Exploratory Data Analysis in R

Author

Ben Davies

Published

September 28, 2024

Introduction

Last week we looked at visualizing data, emphasizing how visualization can be used to reveal patterns that are not obvious in raw data. But how do we begin to look at data? What kinds of things should we be looking for? And how does this help guide our ability to analyze and tell stories with data?
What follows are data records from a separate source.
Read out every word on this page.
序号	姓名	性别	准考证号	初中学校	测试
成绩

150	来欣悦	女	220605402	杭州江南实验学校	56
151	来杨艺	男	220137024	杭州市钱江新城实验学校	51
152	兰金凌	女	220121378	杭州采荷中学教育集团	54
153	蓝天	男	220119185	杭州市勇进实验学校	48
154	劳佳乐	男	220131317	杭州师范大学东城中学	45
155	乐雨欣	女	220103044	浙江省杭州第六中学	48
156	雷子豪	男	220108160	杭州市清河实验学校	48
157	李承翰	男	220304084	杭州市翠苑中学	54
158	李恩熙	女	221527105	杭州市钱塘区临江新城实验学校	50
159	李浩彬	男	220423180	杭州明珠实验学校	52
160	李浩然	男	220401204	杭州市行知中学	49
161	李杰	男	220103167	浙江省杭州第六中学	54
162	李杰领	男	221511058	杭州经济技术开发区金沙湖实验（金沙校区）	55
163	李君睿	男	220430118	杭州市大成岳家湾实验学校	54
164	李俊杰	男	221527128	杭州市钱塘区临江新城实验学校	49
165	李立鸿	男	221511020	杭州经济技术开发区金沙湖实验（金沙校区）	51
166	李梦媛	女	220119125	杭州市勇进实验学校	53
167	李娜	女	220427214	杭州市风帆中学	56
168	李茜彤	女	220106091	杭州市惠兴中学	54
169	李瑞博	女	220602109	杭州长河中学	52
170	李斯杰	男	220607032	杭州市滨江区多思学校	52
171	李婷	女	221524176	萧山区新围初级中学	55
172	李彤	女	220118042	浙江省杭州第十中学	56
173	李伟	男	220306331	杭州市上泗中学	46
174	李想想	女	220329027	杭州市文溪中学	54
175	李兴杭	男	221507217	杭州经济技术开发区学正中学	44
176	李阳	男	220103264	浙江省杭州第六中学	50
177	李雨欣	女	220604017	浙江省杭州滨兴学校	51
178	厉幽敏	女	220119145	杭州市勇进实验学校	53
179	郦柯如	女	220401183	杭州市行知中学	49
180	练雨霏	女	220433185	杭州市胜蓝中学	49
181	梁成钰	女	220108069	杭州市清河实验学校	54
This week we’ll build on our visualization skills by employing them in Exploratory Data Analysis. EDA is one of the first steps taken in any data science project. It is used to reveal patterns and problems in data, and help to solidify the research questions, analytical methods, and visualization techniques you will use. But EDA is less a formal set of procedures and more like a dialogue you have with the data; the actual procedures you undertake will depend on what you are looking for and what you find as you go. In this lab, you will learn about:

  • Common data types, their properties, and how they are visualized

  • What kinds of descriptive patterning to look for when evaluating data visually

  • How to manage true and anomalous outliers

For this lab, we’ll be looking at a number of different datasets. You will need to download the Week5Data.zip folder, unzip it, and then save the contents to the appropriate place in your file system. We’ll also be using the following packages, which may need to be installed for your use here:

#install.packages("datasets")
#install.packages("modeldata")